Faisal Shahzad, the Would-Be Times Square Bomber, Explains Jihad on Arab TV
A video of Faisal Shahzad (remember, the guy who tried to bomb Times Square? We haven't heard from him in a while!) has appeared on Al Arabiya television. In the clip, which you can watch here, he says he wants to attack the U.S. That, of course, comes as no surprise. What's odd, however, is the use of Shahzad in this video at all. Because it's kind of...uh...embarrassing.
"The attack on the United States will be a revenge for all the mujahedeen and oppressed Muslims," Shahzad said in the tape. "Eight years have passed since the Afghanistan war and you shall see how the Muslim war has just begun and how Islam will spread across the world."
Okay, yeah, that's scary -- nobody likes to be threatened, especially not with a vow of revenge. But we think Shahzad (or the promoters of Shazhad) go really wrong in a few areas:
1. Shahzad is in the custody of the feds, facing a mandatory life term at his sentencing, which is scheduled for October 5. Hence, any attack from him would be pretty difficult. Sure, maybe that helps his cause as a martyr...as Bloomberg reports, the release is consistent with the actions of jihadist groups in the months following a major attack, "even if it had failed" -- but we always kinda thought role models should demonstrate successes.
2. In theater-speak, Faisal lacks presence.
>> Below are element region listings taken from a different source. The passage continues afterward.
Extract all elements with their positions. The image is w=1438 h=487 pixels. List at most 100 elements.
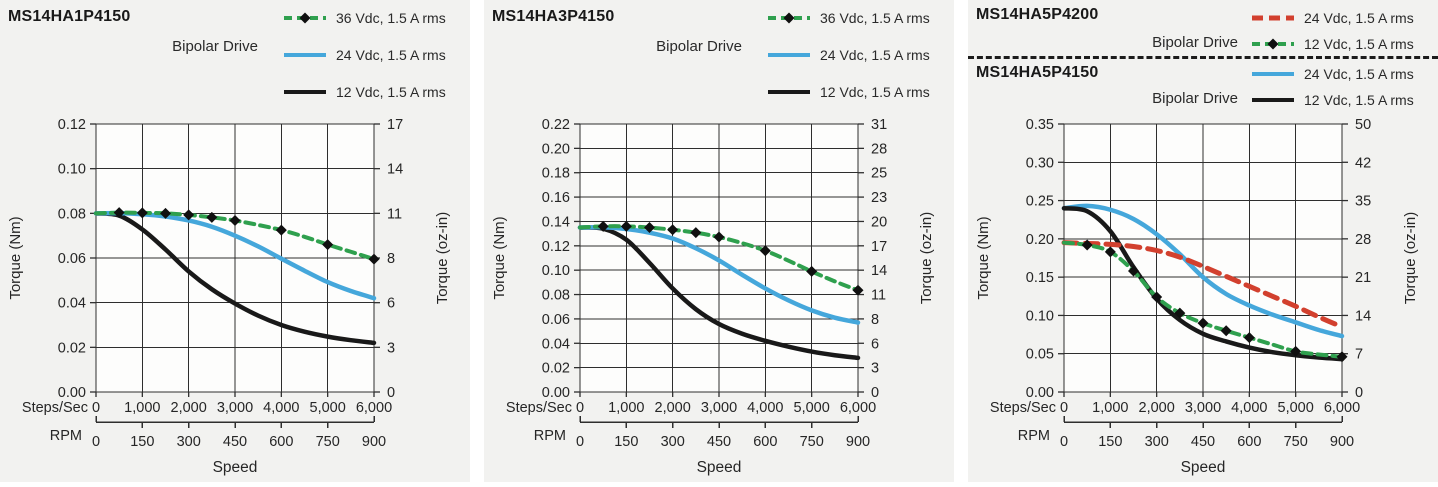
legend-item: 24 Vdc, 1.5 A rms (1250, 8, 1432, 28)
steps-tick-label: 0 (92, 400, 100, 416)
motor-model-title: MS14HA5P4150 (976, 64, 1099, 81)
rpm-tick-label: 600 (269, 434, 293, 450)
steps-tick-label: 5,000 (794, 400, 830, 416)
legend-item: 24 Vdc, 1.5 A rms (766, 45, 948, 65)
legend: 24 Vdc, 1.5 A rms (1250, 8, 1432, 28)
left-axis-tick-label: 0.18 (542, 166, 570, 182)
legend-item: 24 Vdc, 1.5 A rms (1250, 64, 1432, 84)
legend-item: 36 Vdc, 1.5 A rms (766, 8, 948, 28)
solid-line-icon (284, 53, 326, 57)
legend-item: 12 Vdc, 1.5 A rms (282, 82, 464, 102)
x-axis-title: Speed (697, 459, 742, 476)
dashed-line-icon (1252, 15, 1294, 21)
right-axis-tick-label: 8 (387, 251, 395, 267)
right-axis-tick-label: 35 (1355, 194, 1371, 210)
drive-mode-label: Bipolar Drive (656, 38, 742, 55)
rpm-tick-label: 0 (576, 434, 584, 450)
legend-label: 24 Vdc, 1.5 A rms (336, 47, 446, 63)
right-axis-tick-label: 28 (1355, 232, 1371, 248)
torque-speed-chart: 0.00 0.05 0.10 0.15 0.20 0.25 0.30 0.35 0 7 14 21 28… (968, 112, 1438, 482)
rpm-tick-label: 600 (1237, 434, 1261, 450)
rpm-tick-label: 300 (661, 434, 685, 450)
left-axis-tick-label: 0.00 (542, 385, 570, 401)
series-line-0 (1061, 240, 1345, 330)
chart-panel-ms14ha3p4150: MS14HA3P4150 Bipolar Drive 36 Vdc, 1.5 A… (484, 0, 954, 482)
steps-tick-label: 2,000 (171, 400, 207, 416)
rpm-axis-name: RPM (50, 428, 82, 444)
legend-label: 12 Vdc, 1.5 A rms (336, 84, 446, 100)
left-axis-tick-label: 0.12 (58, 117, 86, 133)
right-axis-tick-label: 28 (871, 141, 887, 157)
rpm-tick-label: 900 (1330, 434, 1354, 450)
steps-tick-label: 1,000 (608, 400, 644, 416)
rpm-tick-label: 900 (846, 434, 870, 450)
x-axis-title: Speed (1181, 459, 1226, 476)
legend-label: 24 Vdc, 1.5 A rms (820, 47, 930, 63)
chart-header: MS14HA5P4200 24 Vdc, 1.5 A rms Bipolar D… (968, 0, 1438, 112)
steps-tick-label: 5,000 (310, 400, 346, 416)
rpm-axis-name: RPM (534, 428, 566, 444)
left-axis-tick-label: 0.10 (542, 263, 570, 279)
legend-label: 12 Vdc, 1.5 A rms (1304, 36, 1414, 52)
series-line-2 (93, 211, 377, 346)
steps-tick-label: 2,000 (655, 400, 691, 416)
solid-line-icon (284, 90, 326, 94)
legend-label: 24 Vdc, 1.5 A rms (1304, 66, 1414, 82)
left-axis-tick-label: 0.30 (1026, 155, 1054, 171)
legend-label: 12 Vdc, 1.5 A rms (820, 84, 930, 100)
right-axis-tick-label: 11 (871, 288, 886, 304)
solid-line-icon (1252, 72, 1294, 76)
dashed-diamond-line-icon (284, 12, 326, 24)
right-axis-tick-label: 0 (1355, 385, 1363, 401)
right-axis-tick-label: 14 (387, 162, 403, 178)
right-axis-tick-label: 0 (871, 385, 879, 401)
left-axis-tick-label: 0.25 (1026, 194, 1054, 210)
right-axis-tick-label: 14 (871, 263, 887, 279)
motor-model-title: MS14HA5P4200 (976, 6, 1099, 23)
left-axis-tick-label: 0.14 (542, 214, 570, 230)
left-axis-tick-label: 0.06 (58, 251, 86, 267)
left-axis-tick-label: 0.06 (542, 312, 570, 328)
rpm-scale-bracket (579, 416, 859, 428)
series-markers-1 (1081, 239, 1348, 363)
right-axis-tick-label: 31 (871, 117, 887, 133)
legend-label: 24 Vdc, 1.5 A rms (1304, 10, 1414, 26)
rpm-tick-label: 150 (614, 434, 638, 450)
x-axis-title: Speed (213, 459, 258, 476)
right-axis-tick-label: 23 (871, 190, 887, 206)
right-axis-title: Torque (oz-in) (434, 212, 451, 305)
rpm-tick-label: 900 (362, 434, 386, 450)
legend: 36 Vdc, 1.5 A rms 24 Vdc, 1.5 A rms 12 V… (766, 8, 948, 119)
steps-tick-label: 3,000 (217, 400, 253, 416)
series-markers-0 (113, 207, 380, 265)
left-axis-title: Torque (Nm) (975, 216, 992, 299)
steps-tick-label: 4,000 (747, 400, 783, 416)
chart-panel-ms14ha1p4150: MS14HA1P4150 Bipolar Drive 36 Vdc, 1.5 A… (0, 0, 470, 482)
steps-tick-label: 1,000 (1092, 400, 1128, 416)
left-axis-tick-label: 0.05 (1026, 347, 1054, 363)
legend-item: 12 Vdc, 1.5 A rms (766, 82, 948, 102)
legend: 12 Vdc, 1.5 A rms (1250, 34, 1432, 54)
left-axis-tick-label: 0.02 (58, 340, 86, 356)
torque-speed-plot: 0.00 0.05 0.10 0.15 0.20 0.25 0.30 0.35 0 7 14 21 28… (975, 117, 1419, 476)
steps-tick-label: 4,000 (263, 400, 299, 416)
left-axis-tick-label: 0.08 (58, 206, 86, 222)
steps-tick-label: 6,000 (356, 400, 392, 416)
legend-item: 24 Vdc, 1.5 A rms (282, 45, 464, 65)
chart-header: MS14HA1P4150 Bipolar Drive 36 Vdc, 1.5 A… (0, 0, 470, 112)
rpm-tick-label: 450 (707, 434, 731, 450)
rpm-tick-label: 150 (1098, 434, 1122, 450)
motor-model-title: MS14HA3P4150 (492, 8, 615, 25)
left-axis-tick-label: 0.00 (1026, 385, 1054, 401)
right-axis-tick-label: 11 (387, 206, 402, 222)
left-axis-tick-label: 0.35 (1026, 117, 1054, 133)
rpm-tick-label: 0 (1060, 434, 1068, 450)
legend-item: 12 Vdc, 1.5 A rms (1250, 90, 1432, 110)
rpm-tick-label: 600 (753, 434, 777, 450)
right-axis-tick-label: 3 (871, 361, 879, 377)
right-axis-tick-label: 50 (1355, 117, 1371, 133)
torque-speed-plot: 0.00 0.02 0.04 0.06 0.08 0.10 0.12 0.14 0.16 0.18… (491, 117, 935, 476)
left-axis-tick-label: 0.08 (542, 288, 570, 304)
left-axis-tick-label: 0.20 (1026, 232, 1054, 248)
left-axis-tick-label: 0.04 (542, 336, 570, 352)
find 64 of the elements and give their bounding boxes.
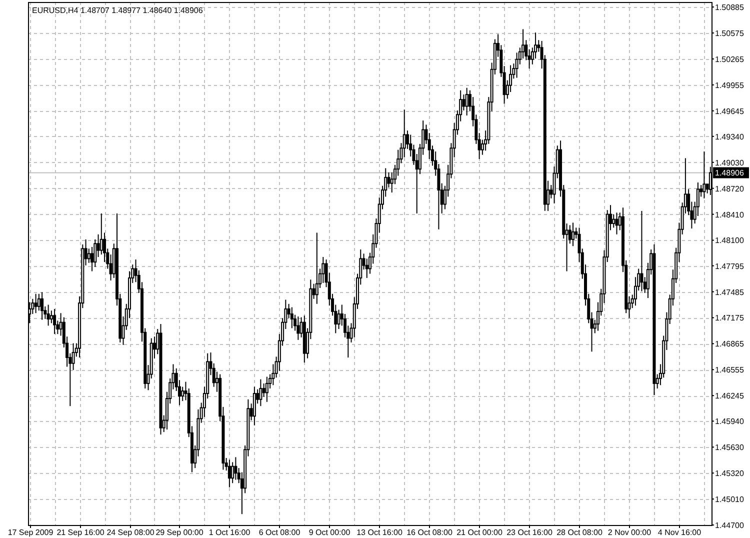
candlestick [94, 238, 97, 268]
candlestick [90, 246, 94, 272]
ref-line-label: 1.48906 [715, 168, 744, 178]
candlestick [290, 306, 294, 329]
candlestick [615, 212, 618, 235]
y-tick-label: 1.45010 [715, 495, 744, 504]
x-tick-label: 1 Oct 16:00 [208, 528, 251, 537]
y-tick-label: 1.45940 [715, 417, 744, 426]
y-tick-label: 1.48720 [715, 184, 744, 194]
x-tick-label: 21 Oct 00:00 [456, 528, 503, 537]
candlestick [87, 248, 90, 264]
candlestick [462, 94, 466, 111]
x-tick-label: 4 Nov 16:00 [658, 528, 702, 537]
candlestick [612, 214, 616, 228]
y-tick-label: 1.49030 [715, 158, 744, 168]
candlestick [265, 376, 268, 402]
candlestick [100, 212, 103, 255]
y-tick-label: 1.50265 [715, 54, 744, 64]
x-tick-label: 9 Oct 00:00 [308, 528, 351, 537]
candlestick [228, 459, 231, 488]
candlestick [259, 378, 262, 407]
y-tick-label: 1.50885 [715, 3, 744, 12]
y-tick-label: 1.45630 [715, 443, 744, 452]
candlestick [37, 293, 40, 312]
y-tick-label: 1.49340 [715, 132, 744, 142]
x-tick-label: 24 Sep 08:00 [106, 528, 155, 537]
x-tick-label: 13 Oct 16:00 [356, 528, 403, 537]
x-tick-label: 16 Oct 08:00 [406, 528, 453, 537]
x-tick-label: 29 Sep 00:00 [156, 528, 204, 537]
candlestick [181, 386, 184, 402]
y-tick-label: 1.47485 [715, 288, 744, 297]
chart-title: EURUSD,H4 1.48707 1.48977 1.48640 1.48906 [32, 6, 204, 15]
y-tick-label: 1.47795 [715, 262, 744, 271]
candlestick [50, 310, 53, 324]
x-tick-label: 28 Oct 08:00 [556, 528, 603, 537]
y-tick-label: 1.50575 [715, 28, 744, 38]
y-tick-label: 1.45320 [715, 469, 744, 478]
candlestick [46, 304, 50, 326]
candlestick [53, 308, 56, 335]
x-tick-label: 23 Oct 16:00 [506, 528, 553, 537]
x-tick-label: 6 Oct 08:00 [258, 528, 301, 537]
candlestick [34, 293, 38, 314]
y-tick-label: 1.49645 [715, 106, 744, 116]
y-tick-label: 1.46865 [715, 340, 744, 349]
y-tick-label: 1.46555 [715, 366, 744, 375]
x-tick-label: 17 Sep 2009 [8, 528, 54, 537]
candlestick [315, 232, 318, 304]
y-tick-label: 1.46245 [715, 392, 744, 401]
candlestick [702, 150, 706, 199]
y-tick-label: 1.49955 [715, 80, 744, 90]
x-tick-label: 21 Sep 16:00 [56, 528, 105, 537]
y-tick-label: 1.48100 [715, 236, 744, 246]
y-tick-label: 1.44700 [715, 521, 744, 530]
candlestick [296, 316, 300, 340]
y-tick-label: 1.48410 [715, 210, 744, 220]
candlestick [465, 87, 468, 116]
candlestick [234, 456, 238, 480]
candlestick [262, 382, 266, 398]
y-tick-label: 1.47175 [715, 314, 744, 323]
candlestick [252, 386, 256, 426]
candlestick [640, 210, 644, 292]
candlestick [40, 292, 44, 320]
x-tick-label: 2 Nov 00:00 [608, 528, 652, 537]
candlestick [572, 222, 575, 247]
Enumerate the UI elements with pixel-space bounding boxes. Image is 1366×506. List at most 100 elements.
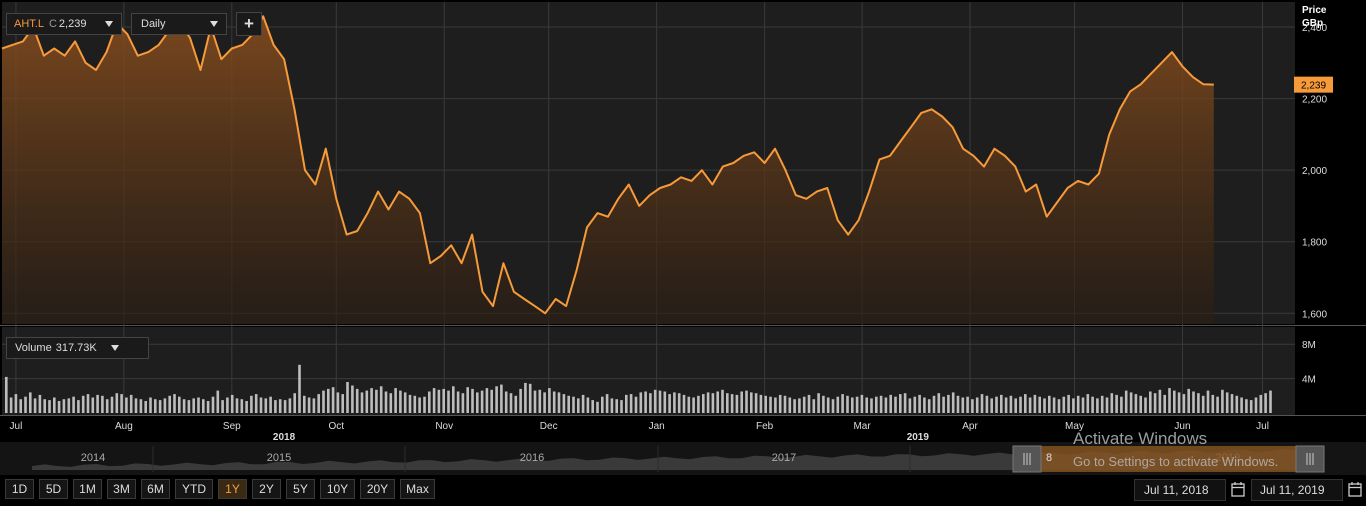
range-button-1d[interactable]: 1D xyxy=(5,479,34,499)
volume-bar xyxy=(1086,394,1090,413)
volume-bar xyxy=(1245,399,1248,413)
volume-bar xyxy=(53,397,56,413)
volume-bar xyxy=(769,396,772,413)
volume-bar xyxy=(173,394,176,413)
volume-bar xyxy=(1225,392,1229,413)
volume-bar xyxy=(846,395,849,413)
year-tick-label: 2018 xyxy=(273,432,296,443)
range-button-ytd[interactable]: YTD xyxy=(175,479,213,499)
volume-bar xyxy=(461,393,465,413)
volume-bar xyxy=(1038,396,1041,413)
add-indicator-button[interactable]: + xyxy=(236,12,262,36)
range-button-1y[interactable]: 1Y xyxy=(218,479,247,499)
volume-bar xyxy=(673,392,676,413)
last-price-label: 2,239 xyxy=(1301,81,1326,92)
volume-bar xyxy=(5,376,8,413)
volume-bar xyxy=(278,399,282,413)
volume-bar xyxy=(418,397,421,413)
volume-bar xyxy=(807,394,811,413)
from-date-field[interactable]: Jul 11, 2018 xyxy=(1134,479,1226,501)
volume-bar xyxy=(971,399,974,413)
volume-bar xyxy=(33,398,37,413)
volume-bar xyxy=(961,397,965,413)
volume-bar xyxy=(216,390,220,413)
volume-bar xyxy=(1158,389,1162,413)
volume-tick-label: 4M xyxy=(1302,375,1316,386)
volume-bar xyxy=(101,395,104,413)
volume-bar xyxy=(634,396,638,413)
range-button-max[interactable]: Max xyxy=(400,479,435,499)
volume-bar xyxy=(62,399,66,413)
volume-bar xyxy=(480,390,484,413)
volume-bar xyxy=(793,399,796,413)
volume-bar xyxy=(1024,394,1027,413)
price-axis-label: Price xyxy=(1302,5,1327,16)
navigator-layer: 201420152016201720198 xyxy=(32,445,1325,473)
volume-bar xyxy=(115,393,119,413)
month-tick-label: Nov xyxy=(435,421,453,432)
volume-bar xyxy=(163,398,167,413)
to-date-field[interactable]: Jul 11, 2019 xyxy=(1251,479,1343,501)
volume-bar xyxy=(1197,393,1200,413)
volume-bar xyxy=(351,385,354,413)
volume-bar xyxy=(596,401,599,413)
volume-bar xyxy=(668,394,671,413)
range-button-5y[interactable]: 5Y xyxy=(286,479,315,499)
volume-bar xyxy=(1182,394,1186,413)
volume-bar xyxy=(192,398,195,413)
volume-bar xyxy=(129,394,133,413)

At points, he sounds more like a professor teaching a boring history class than a wannabe terrorist (nothing against history professors, you guys are great). We recommend taking a cue from Mel Gibson. Or not. That would be scary.
3. The fuzzy cut-and-paste around his body. Per Bloomberg, the clip appears to be the work of Umar Media, the Pakistan Taliban's video production unit. And perhaps it's to give him an otherworldly quality, but in any case, we will not be hiring them to do Mom's b-day vid.
4. Preparation seems lacking. There's the stuttering, reliance on finger-jabs for emphasis, and reading from the book in front of him for his explanation of jihad. We're no experts, but shouldn't he have at least memorized that stuff?